The French Open’s recent reputation for springing surprises continued today when Welshman Kyron Sullivan and South African James Kamte, ranked only 421st and 386th in the world, took the first-round lead at Le Golf National.
While former winner Philip Walton crashed to an horrendous 89 including a 12 on the 18th – not even the worst score of the day there – the two little-known players returned six under-par 65s.
Sullivan, a 31-year-old from Cardiff, is in his first full season on the European circuit, having graduated from the “second division” Challenge Tour. He stands 176th on the Order of Merit.
Playing in the last group of the day, there were only three people in a stand designed for 300 when he completed one of only two bogey-free rounds.
He said: “A lot of guys from the Challenge Tour are thinking about making the cut, but you have to put that out of your mind and try to get into contention.”
Kamte was pushed by his caddie into attempting the 36-hole qualifying event earlier this month and is already grateful.
“It’s one of those things you dream about,” said the 24-year-old, who became known as “The Cobra” for his deadly finishing in his soccer-playing days.
“I think 80% of people I knew were very surprised when I switched sports. They thought I could be big in soccer, but thank God I chose golf.”
He will also be thanking Ernie Els if he goes on to win.
“Ernie did everything for us with his foundation for under-privileged kids,” added Kamte. “He flew us around, paid for our accommodation, gave us pocket money, gave us clubs.

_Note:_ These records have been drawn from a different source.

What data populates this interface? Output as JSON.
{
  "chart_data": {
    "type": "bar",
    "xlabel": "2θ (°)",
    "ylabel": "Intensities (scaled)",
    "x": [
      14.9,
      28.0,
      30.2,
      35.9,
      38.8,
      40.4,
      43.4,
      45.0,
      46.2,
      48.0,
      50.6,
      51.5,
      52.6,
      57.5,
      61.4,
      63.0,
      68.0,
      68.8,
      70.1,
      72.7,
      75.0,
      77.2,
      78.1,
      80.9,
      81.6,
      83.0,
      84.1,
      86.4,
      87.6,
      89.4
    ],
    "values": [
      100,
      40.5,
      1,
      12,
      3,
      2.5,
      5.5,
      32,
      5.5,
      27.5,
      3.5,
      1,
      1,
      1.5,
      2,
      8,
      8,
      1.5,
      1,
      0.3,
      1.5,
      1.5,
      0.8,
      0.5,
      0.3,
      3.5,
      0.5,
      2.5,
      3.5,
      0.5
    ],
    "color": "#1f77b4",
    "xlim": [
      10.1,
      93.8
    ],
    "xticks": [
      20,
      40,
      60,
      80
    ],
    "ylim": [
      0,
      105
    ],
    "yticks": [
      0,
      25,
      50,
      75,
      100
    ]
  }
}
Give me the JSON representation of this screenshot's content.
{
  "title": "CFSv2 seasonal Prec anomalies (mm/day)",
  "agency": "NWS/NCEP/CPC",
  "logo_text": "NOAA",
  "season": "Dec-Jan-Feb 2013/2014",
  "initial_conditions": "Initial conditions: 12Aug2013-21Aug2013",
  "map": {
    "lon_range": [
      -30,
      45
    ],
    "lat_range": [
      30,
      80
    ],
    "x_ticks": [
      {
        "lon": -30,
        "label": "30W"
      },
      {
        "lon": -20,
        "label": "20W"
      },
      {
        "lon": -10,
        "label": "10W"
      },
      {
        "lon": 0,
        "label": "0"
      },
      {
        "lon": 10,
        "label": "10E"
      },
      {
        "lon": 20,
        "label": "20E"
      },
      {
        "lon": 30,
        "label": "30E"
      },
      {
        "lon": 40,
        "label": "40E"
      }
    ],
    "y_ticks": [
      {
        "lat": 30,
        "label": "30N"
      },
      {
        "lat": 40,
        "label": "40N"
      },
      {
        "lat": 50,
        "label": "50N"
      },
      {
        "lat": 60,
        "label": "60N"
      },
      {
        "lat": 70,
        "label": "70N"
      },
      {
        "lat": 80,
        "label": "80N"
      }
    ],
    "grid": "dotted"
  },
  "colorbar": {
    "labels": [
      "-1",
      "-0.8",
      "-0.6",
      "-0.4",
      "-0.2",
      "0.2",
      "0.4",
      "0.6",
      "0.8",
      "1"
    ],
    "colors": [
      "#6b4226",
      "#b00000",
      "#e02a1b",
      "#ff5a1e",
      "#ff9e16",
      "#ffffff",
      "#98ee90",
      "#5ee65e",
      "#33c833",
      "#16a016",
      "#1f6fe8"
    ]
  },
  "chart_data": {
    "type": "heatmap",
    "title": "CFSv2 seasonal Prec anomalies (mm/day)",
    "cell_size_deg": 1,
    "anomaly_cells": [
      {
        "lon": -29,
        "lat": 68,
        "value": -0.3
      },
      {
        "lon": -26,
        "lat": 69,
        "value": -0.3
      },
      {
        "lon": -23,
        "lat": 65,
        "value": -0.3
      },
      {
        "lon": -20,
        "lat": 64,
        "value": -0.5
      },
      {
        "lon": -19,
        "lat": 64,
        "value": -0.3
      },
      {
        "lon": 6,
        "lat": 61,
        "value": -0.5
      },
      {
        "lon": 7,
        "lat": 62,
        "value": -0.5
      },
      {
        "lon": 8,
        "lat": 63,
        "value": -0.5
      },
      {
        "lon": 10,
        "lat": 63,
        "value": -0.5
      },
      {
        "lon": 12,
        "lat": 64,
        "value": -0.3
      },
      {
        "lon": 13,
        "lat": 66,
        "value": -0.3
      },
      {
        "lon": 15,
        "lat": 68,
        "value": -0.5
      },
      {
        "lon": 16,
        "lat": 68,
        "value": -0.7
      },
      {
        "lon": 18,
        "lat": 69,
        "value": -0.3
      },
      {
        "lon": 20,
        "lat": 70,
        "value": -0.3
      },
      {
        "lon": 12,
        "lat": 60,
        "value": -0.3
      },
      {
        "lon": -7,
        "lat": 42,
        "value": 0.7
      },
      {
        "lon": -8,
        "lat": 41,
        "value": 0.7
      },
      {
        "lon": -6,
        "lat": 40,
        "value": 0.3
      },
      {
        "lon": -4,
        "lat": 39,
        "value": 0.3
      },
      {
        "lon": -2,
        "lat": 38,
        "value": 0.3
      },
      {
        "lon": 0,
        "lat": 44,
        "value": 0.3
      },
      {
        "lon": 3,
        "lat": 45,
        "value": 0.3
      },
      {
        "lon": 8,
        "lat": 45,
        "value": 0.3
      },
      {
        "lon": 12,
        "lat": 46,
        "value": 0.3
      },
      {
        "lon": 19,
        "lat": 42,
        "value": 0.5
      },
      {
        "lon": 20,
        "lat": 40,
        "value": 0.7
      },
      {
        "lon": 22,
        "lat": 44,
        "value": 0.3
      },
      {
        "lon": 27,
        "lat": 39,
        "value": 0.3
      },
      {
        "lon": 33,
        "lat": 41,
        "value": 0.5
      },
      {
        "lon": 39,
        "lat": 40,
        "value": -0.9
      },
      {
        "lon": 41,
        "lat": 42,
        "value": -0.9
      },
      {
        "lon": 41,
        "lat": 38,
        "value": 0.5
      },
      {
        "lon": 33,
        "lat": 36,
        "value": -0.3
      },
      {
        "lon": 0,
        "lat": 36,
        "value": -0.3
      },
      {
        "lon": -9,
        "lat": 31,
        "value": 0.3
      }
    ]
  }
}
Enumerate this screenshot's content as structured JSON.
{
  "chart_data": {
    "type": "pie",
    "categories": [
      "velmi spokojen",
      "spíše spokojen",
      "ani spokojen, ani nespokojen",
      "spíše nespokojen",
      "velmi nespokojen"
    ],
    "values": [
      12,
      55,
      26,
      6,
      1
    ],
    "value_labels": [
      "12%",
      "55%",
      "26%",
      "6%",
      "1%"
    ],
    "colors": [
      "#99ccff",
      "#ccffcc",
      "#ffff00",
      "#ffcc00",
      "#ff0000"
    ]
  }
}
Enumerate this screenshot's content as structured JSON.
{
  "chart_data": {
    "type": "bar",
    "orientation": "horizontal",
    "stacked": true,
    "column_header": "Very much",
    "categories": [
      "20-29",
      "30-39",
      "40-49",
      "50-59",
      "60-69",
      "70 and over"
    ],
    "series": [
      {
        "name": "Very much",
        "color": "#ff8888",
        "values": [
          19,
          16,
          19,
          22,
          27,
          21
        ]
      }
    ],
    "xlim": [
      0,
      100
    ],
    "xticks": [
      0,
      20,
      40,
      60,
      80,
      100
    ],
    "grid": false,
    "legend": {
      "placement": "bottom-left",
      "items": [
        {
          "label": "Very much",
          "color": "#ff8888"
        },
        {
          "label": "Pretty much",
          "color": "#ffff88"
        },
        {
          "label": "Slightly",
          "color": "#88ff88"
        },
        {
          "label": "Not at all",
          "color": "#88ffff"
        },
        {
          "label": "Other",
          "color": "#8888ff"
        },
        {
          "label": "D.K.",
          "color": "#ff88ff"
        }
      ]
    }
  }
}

We were absolutely spoilt and they had to drag me out.”
While it is still unlikely that he will be lifting the trophy on Sunday he would have his confidence boosted by looking at the last four names on it.
Champions in 2002 and 2003 were English pair Malcolm Mackenzie and Phil Golding. They had never won before in 508 and 200 previous starts on the European Tour, while 2004 winner Jean-Francois Remesy had one victory in over 200 events and last year John Bickerton triumphed after just one win in more than 300.
He and Sullivan are one ahead of England’s Graeme Storm and Benn Barham and Swedes Steven Jeppesen and Christian Nilsson.
But Colin Montgomerie, who won seven years ago, was perfectly content with his start. Hitting 16 greens in regulation, Montgomerie, determined to reverse things after his 82 at the US Open two weeks ago, posted a 68 for a share of eighth spot.
Paul McGinley was five under with six to play, but then bogeyed the 13th, 17th and 18th for a 69, while a limping Lee Westwood, the other member of last September’s Ryder Cup side in the field, ignored the suggestion of his caddie to pull out and battled his way to a level-par 71.
The Worksop golfer had already arranged a scan for Monday on his left knee and aggravated the injury on the eve of the event.
“It’s a shame I couldn’t give it everything because I’m hitting the ball well,” commented Westwood. “I’ve not really completed a swing all day. It’s been getting worse recently and I felt it tweak on the range.”
But even at three over after five holes he refused to call it a day.
“It didn’t enter my head,” he said after grabbing four birdies.
Ian Poulter’s main problem was the clicking of cameras as he returned a 70.
“I must have backed off 10 shots,” said the 31-year-old, at 31st in the world the highest-ranked player in the tournament. “That’s the worst I’ve ever known it.”
Jean Van de Velde looks certain to have to go to Sunningdale on Monday for 36 holes of Open qualifying after a disappointing 78. The Frenchman, struggling with illness the last two months, could have made it direct to Carnoustie - scene of his last-hole triple bogey in 1999 – with a top-two finish.
Walton’s 12 came as he lost four balls on the 18th, where the entire field were more than 120 over par, but South African Andrew McLardy “beat” him with a 13 as he shot 83.
“Just shocking – unreal,” said Walton, match-winning hero of the 1995 Ryder Cup in America. “I even made a lot of putts for par. It could have been a 95!”
There were also two nines and a long list of sevens at the 18th and tournament director David Probyn was puzzled.
“I’ve never known anything like it there – and it’s not as if the wind has been in the players’ faces. It’s been helping,” he said.
Walton, now 45 and no longer a European Tour card holder, added: “I think my caddie’s gone to hang himself.
“I broke all records there – I’ve never lost that many balls and my previous highest was an 11 at The Belfry. That’s one tough course out there.”